Nuclear Weapons 834 - U.S. National Laboratories Are Building A Machine Called Scorpius To Help Improve Computer Models Of Nuclear Materials - Part 1 of 2 Parts

Scorpius.jpg

Caption: 
Scorpius diagram

Part 1 of 2 Parts
     Below the Nevada desert, a machine called Scorpius is being constructed that will utilize high explosives to crush plutonium to states that exist just before a nuclear explosion. The goal of the U.S. two-billion-dollar project is to scan this plutonium with X-rays to help check the accuracy of supercomputer models designed to predict whether the U.S. aging nuclear arsenal will work.
     In the first fifty years of the U.S. nuclear weapons program, scientists tested whether the nuclear bombs worked by actually detonating them. In 1992, President George H.W. Bush signed into law a moratorium on nuclear tests.
     Currently, supercomputer models are used to predict whether U.S. nuclear weapons might work. However, the accuracy of the models remains uncertain. Scientists do use data from actual explosives for these models. However, these surrogate materials possess significant differences from the plutonium typically used to make nuclear weapons. This raises the question of exactly how well these models simulate real nuclear explosions.
     Jon Custer is a technical manager at Sandia National Laboratories in Albuquerque, New Mexico. He said, “Plutonium is a strange element, displaying six different crystal structures between room temperature and melting, at normal pressure, and a seventh phase at slightly elevated pressure. Three of these crystal structures are unique to plutonium. This means that there is no surrogate material that will truly mimic plutonium behavior.”
    Nuclear bombs use high explosives to force weapons-grade plutonium or uranium-235 to implode.
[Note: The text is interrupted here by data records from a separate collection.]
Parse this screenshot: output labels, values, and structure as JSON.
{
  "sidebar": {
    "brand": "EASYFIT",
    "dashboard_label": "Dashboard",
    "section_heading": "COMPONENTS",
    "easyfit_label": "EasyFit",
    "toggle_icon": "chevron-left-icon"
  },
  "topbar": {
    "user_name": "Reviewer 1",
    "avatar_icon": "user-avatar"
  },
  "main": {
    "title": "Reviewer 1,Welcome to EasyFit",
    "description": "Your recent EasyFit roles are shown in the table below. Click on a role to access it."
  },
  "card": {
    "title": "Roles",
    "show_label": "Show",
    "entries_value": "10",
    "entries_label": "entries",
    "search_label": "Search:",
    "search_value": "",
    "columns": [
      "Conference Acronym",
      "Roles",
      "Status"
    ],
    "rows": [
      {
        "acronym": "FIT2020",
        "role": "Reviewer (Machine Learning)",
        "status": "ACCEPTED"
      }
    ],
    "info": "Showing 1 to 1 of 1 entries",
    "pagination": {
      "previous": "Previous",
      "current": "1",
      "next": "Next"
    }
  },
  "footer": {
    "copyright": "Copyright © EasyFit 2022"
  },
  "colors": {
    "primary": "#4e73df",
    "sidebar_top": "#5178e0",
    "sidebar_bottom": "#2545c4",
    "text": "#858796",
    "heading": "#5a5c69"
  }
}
This triggers a catastrophic nuclear chain reaction. Scorpius is designed to create nanosecond-long X-ray images of plutonium as it compresses the plutonium or uranium with high explosives. Scorpius took its name from Scorpius X-1 which is the brightest extrasolar X-ray source. The name also reflects its subterranean location where desert scorpions burrow underground.
     The goal of Scorpius is to help give supercomputer models the accurate data that they require to ascertain whether they are generating realistic simulation of nuclear-weapon behavior. The device is expected to be operational by late 2027. It is under construction a thousand feet beneath the Nevada National Security Site which is a test area bigger than the state of Rhode Island.
     Jon Custer is the lead scientist for Scandia’s part of Scorpius. He said, “We will understand the performance and reliability of the nuclear stockpile, a critical part of our national security.” Scorpius is a joint project of the Sandia, Los Alamos, and Lawrence Livermore national laboratories, as well as the Nevada National Security Site.)
     Scorpius is specifically designed to “tickle the dragon’s tail” according to Custer. The explosives are designed to bring plutonium to a highly compressed, hot state, but not beyond the critical point at which it would explode.
     Custer said, “The conditions in an implosion, even before nuclear yield, are unfathomable to humans. Well before the device would go critical, the temperature inside is well above the surface of the sun, and the pressure is approaching that of the core of the sun. So while we think the models we use are really, really good across such huge changes, we need to test just how good they are. Scorpius allows us to image the real thing. While Scorpius will image late-time behavior, the subcritical experiments are not physically able to assemble into a critical configuration.” Custer also said that there is a long history of experiments bringing plutonium to “subcritical” conditions.